Union slams Heathrow strike-breaking scheme

Striking Heathrow firefighters are being undercut by a privatised strike-breaking outfit from Surrey County Council, the Fire Brigades Union (FBU) has learned. The FBU has slammed the “backhanded” method of strike-breaking, warning that replacement crews will not be sufficiently trained for airport or airplane fires.

The strike-breaking unit, South East Business Services, was set up by Surrey County Council over four years ago as a separate local authority trading company. Some firefighters initially signed up to the unit, which came with a £3,000 pay package, but pulled out upon learning that the unit was set up to provide strike cover.

Firefighters in Surrey are not generally trained to provide airport or airplane fire cover, which requires specialist skills. The FBU believes the strike breaking plan is badly thought out and could risk public safety at Heathrow Airport.

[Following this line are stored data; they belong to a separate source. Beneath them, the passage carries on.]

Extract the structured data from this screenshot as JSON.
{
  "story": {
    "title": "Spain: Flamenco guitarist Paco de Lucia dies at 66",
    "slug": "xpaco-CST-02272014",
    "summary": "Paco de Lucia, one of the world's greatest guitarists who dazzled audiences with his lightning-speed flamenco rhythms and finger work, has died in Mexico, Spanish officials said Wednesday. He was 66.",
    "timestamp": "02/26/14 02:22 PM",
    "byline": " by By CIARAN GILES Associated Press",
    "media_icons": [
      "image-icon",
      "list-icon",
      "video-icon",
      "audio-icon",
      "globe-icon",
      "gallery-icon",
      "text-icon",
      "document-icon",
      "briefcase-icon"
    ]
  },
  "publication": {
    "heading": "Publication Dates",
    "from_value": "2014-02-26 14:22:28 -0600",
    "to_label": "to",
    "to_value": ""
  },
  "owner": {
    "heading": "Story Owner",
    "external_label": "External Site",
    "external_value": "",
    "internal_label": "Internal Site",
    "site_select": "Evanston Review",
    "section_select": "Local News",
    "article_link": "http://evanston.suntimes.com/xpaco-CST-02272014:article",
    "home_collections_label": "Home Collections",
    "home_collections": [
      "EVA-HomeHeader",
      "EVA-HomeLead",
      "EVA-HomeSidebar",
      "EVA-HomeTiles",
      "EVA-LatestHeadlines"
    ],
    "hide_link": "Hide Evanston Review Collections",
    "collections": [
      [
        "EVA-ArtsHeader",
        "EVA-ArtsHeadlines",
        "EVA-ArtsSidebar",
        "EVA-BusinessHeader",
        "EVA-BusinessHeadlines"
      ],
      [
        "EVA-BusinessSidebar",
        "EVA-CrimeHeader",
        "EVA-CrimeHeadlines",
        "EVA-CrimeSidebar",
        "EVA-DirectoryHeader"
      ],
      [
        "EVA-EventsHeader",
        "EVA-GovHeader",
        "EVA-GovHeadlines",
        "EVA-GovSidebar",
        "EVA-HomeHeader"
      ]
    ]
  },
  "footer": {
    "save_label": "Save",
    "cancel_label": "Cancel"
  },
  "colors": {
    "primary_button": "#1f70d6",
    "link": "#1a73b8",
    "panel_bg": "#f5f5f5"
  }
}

Matt Wrack, FBU general secretary, said:

“This is a backhanded act of strike-breaking from Surrey County Council. Airport fire crews are specialists and, quite frankly, this Micky Mouse outfit will not be trained to deal with airplane fires to anywhere near the standard of airport firefighters. They’re playing fast and loose with public safety at an airport, one of the most high-risk locations imaginable.

“Striking Heathrow workers have the full support of the FBU. It is grossly unfair that they be treated so poorly, while executives and shareholders line their own pockets. No one, and certainly no firefighters, should be helping bosses undermine this strike under any circumstance.”

Over 4,000 Heathrow Airport workers had planned to strike in late July in a dispute over pay. But the industrial action scheduled for 24 and 25 July was later called off so union members could vote on a new pay offer.

Ballots close at 17:00 today, Friday 2 August. If the offer is refused, and subsequent negotiations with ACAS fail, two more 48-hour strikes, planned for August 5 -6 and August 23-24, are likely to go ahead.